- Mumias Location of Mumias
- Coordinates: 0°20′N 34°29′E﻿ / ﻿0.333°N 34.483°E
- Country: Kenya
- County: Kakamega County

Population (2009)
- • Total: 116,358
- Time zone: UTC+3 (EAT)

= Mumias =

Mumias is a town in Kakamega County of Kenya. The town has an urban population of 116,358 (2009 census) and is the second largest town in Kakamega County.
Mumias was the centre of the Mumias District. The town is linked by road to Kakamega (in east), Busia (west), Bungoma (north), Butere, Luanda, Maseno and Kisumu (south). Two major rivers, River Nzoia and River Lusumu pass close to the town.

The town has four major hospitals namely, Mumias Level 4 Hospital (the largest) St.Marys' Mission hospital, Jamia Hospital and The Mumias Modern Dispensary. The town has a modern bus park and a modern market.

The town hosts the Office of the Member of Parliament for Mumias West, the office of the Deputy County Commissioner. The town has a stadium, Bomani Grounds, used for official meetings, political events, games and other events.

The collapsed Mumias Sugar Company was a major employer in the region. The company owned the Mumias Sugar FC, which was one of the top football teams in Kenya until it was disbanded in 2007.

Five minutes outside Mumias town, on the road to Kakamega, there is a hospital, St. Mary's Mission Hospital and a medical college, St. Mary's School of Clinical Medicine. They are run by the Catholic Diocese of Kakamega (Mumias parish) which also sponsors several public primary and secondary schools namely: St. Mary's Girls High School, St. Anne's Mumias Primary School, St. Peter's Mumias Boys Primary School and St. Peter's Boys' High School.

== History ==
The town is capital of the Luhya kingdom of Wanga. King Nabongo Mumia, who came to power in 1880, was the last sovereign king of Wanga. He was succeeded by his son Shitawa who ruled after his death in 1949 till the late seventies. He then was succeeded by Mumia II who is currently in power. His role remains largely non executive, but the royal family draws taxes from the trade that goes on in the county council of Mumias, which is to date still regarded as the seat of power. This includes taxes from the Mumias Sugar Company. The family still owns the land in the county although bits and pieces have been sold off to private developers. The entire Royal Family is still very closely linked to the choices of political leaders in the region as well as to their royal ties of the Abashitsetse clan. Each family has its own meetings (families keep the family tree with major families arising from the last sovereign Wanga government, with the brothers of King Mumia forming the Patriarchal Heads of the family). Mumias has a noticeable Muslim community, unique in western Kenya. It derives from trade links between Wanga state and coastal Kenya.
The town with two sub counties Mumias East and Mumias West in the larger county of Kakamega, is home to various Evangelical, Pentecostal and traditional Christian denominations.
The town was known as Lureko until it was renamed Mumias.

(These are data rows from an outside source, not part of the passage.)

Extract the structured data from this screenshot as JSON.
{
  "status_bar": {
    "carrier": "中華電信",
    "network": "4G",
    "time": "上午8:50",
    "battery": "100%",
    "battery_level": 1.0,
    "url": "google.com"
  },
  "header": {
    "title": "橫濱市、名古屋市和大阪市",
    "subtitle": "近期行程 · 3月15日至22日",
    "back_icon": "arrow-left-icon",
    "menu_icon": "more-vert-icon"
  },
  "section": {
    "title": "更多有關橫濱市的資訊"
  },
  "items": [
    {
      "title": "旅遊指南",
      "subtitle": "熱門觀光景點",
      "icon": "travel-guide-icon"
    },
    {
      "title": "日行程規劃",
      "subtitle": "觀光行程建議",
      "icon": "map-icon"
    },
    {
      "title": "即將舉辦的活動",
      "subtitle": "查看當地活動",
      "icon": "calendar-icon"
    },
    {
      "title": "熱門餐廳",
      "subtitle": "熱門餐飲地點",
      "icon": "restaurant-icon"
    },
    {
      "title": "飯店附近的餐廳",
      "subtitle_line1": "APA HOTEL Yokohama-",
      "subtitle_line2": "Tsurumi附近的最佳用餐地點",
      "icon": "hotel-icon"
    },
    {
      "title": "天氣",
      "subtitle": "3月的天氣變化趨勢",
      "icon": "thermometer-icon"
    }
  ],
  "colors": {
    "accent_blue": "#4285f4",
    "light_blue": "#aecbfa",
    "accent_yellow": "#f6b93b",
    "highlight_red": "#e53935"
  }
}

The Nabongo Cultural Centre in Matungu showcasing the Wanga Kingdom was opened in the outskirts of Mumias in 2008, near the traditional homestead of Wanga kings (Nabongos).

== Religion ==
The town has two major religions, Christianity and Muslims although most other religions are found here. There are very many churches in the town and surrounding areas.

The area of Lukoye has a mosque called "Sheikh Khalifa Mosque", which was built in 1991 with Kuwaiti assistance. Other mosques have since been set up such as the one in Ekero area.